This study was designed in accordance with the FDA draft guidance on pharmacokinetics in participants with impaired renal function [10]. The renal function was classified based on the FDA draft guidance [10], and renal impairment participants were assigned according to their estimated glomerular filtration rate (eGFR), which was calculated by modification of diet using the renal disease (MDRD) formula [11] and the participant’s body surface area at screening (day − 28 to day − 2 relative to day 1): normal renal function (control participants eGFR ≥ 90 ml/min, n = 8), mild impairment (eGFR 60–89 ml/min, n = 8), moderate impairment (eGFR 30–59 ml/min, n = 8), and severe impairment (eGFR < 30 ml/min, n = 8). Participants with severe renal impairment were not included if they required hemodialysis. Each of the eight participants with normal renal function (control participants) was matched to a participant with moderate renal impairment with respect to sex, age (± 5 years), and BMI (± 10%).

A Phase 1, open-label, nonrandomized, parallel-group study was conducted to access the pharmacokinetics, safety, and tolerability of ensitrelvir in participants with mild, moderate, and severe renal impairment and participants with normal renal function. The participants received a single oral administration of ensitrelvir 375 mg (three 125-mg tablets). This clinical study was conducted from July 2022 to May 2023.

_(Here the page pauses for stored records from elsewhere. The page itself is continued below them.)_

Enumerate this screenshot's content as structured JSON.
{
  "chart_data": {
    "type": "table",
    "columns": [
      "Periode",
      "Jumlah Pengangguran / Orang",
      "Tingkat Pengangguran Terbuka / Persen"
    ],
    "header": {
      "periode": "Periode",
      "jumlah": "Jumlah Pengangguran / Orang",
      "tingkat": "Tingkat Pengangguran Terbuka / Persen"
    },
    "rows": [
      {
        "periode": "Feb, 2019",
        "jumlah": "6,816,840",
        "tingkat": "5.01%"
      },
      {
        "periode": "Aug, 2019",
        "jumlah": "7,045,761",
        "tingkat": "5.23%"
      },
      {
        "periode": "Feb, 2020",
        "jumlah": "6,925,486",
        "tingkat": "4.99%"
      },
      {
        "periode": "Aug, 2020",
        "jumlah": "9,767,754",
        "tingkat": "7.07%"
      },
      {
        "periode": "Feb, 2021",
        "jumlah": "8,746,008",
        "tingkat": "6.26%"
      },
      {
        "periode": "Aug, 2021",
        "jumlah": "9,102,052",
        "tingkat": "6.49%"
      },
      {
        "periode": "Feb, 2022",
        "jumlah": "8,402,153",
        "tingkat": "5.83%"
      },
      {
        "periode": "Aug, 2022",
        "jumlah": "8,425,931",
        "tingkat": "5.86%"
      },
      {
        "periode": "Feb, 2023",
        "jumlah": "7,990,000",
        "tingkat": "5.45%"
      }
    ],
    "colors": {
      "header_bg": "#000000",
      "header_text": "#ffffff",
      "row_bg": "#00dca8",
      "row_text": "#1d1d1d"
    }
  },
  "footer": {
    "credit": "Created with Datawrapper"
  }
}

This study (NCT05363215) was conducted in accordance with the study protocol approved by the Declaration of Helsinki and Council for International Organizations of Medical Sciences International Ethical Guidelines, the Institutional Review Board, the International Council for Harmonisation of Technical Requirements for Pharmaceuticals for Human Use Good Clinical Practice Guidelines, and other regulations and applicable laws. The Institutional Review Board also approved the study. All participants in this study signed a written informed consent form before participation [12,13,14].

Plasma ensitrelvir concentrations were determined by liquid chromatography with tandem mass spectrometry (LC/MS/MS). Acetonitrile was used for the protein precipitation. API4000 (Sciex, Framingham, MA) was used for the LC/MS/MS analysis. The determination method was validated over a range of 200–200,000 ng/ml, and the lower limit of quantification (LLOQ) of the method was 200 ng/ml.

Pharmacokinetic blood samples were collected at 0, 0.5, 1, 1.5, 2, 2.5, 3, 4, 6, 8, 12, 16, 24, 48, 72, 96, 120, 144, 192, 240, 288, and 336 h postdose. Blood samples for protein binding were collected at 3 and 24 h postdose. Pharmacokinetic urine samples were collected at 0–24, 24–48, 48–72, 72–96, 96–120, 120–144, 144–168, 168–192, 192–216, 216–240, 240–264, 264–288, 288–312, and 312–336 h postdose.

The mean and standard deviations (SD) for plasma ensitrelvir concentrations were calculated by group and sampling time. In this study, the plasma ensitrelvir concentrations below the LLOQ value (200 ng/ml) were treated as zero for calculating the mean and SD for plasma ensitrelvir concentrations. Non-compartmental analysis was used to calculate the following pharmacokinetic parameters based on the plasma ensitrelvir concentrations: Cmax, time to maximum plasma concentration (Tmax), area under the plasma concentration-time curve from time zero to the time of last quantifiable concentration after dosing (AUC0–last), AUC0–inf, terminal elimination half-life (t1/2,z), terminal elimination rate constant (λz), and mean residence time (MRT). In addition, the unbound fraction in plasma (fu) was also assessed at 3 and 24 h following a single-dose administration of ensitrelvir. The cumulative amount of drug excreted unchanged in the urine (Ae), fraction of dose excreted unchanged into urine (Feu), and renal clearance of ensitrelvir (CLR) were estimated for each participant or patient with urinary excretion data. The pharmacokinetic parameters were calculated using Phoenix WinNonlin version 8.3 (Certara L.P., Princeton, NJ, USA).

Analysis of variance (ANOVA) was conducted using SAS version 9.4 (SAS Institute Inc., Cary, NC, USA) using the Proc Mixed procedure, which included terms for renal status as a fixed effect for the ln-transformed values of the pharmacokinetic parameters. Point estimates and 90% confidence intervals (CIs) were calculated for the ratios of parameters for participants with mild, moderate, and severe renal impairment compared with participants with normal renal function.

Safety was assessed including the analysis of all treatment-emergent adverse events (TEAEs), which were categorized according to the System Organ Class and Preferred Term of MedDRA version 25.0. The nature, frequency, and severity of TEAEs were evaluated and recorded.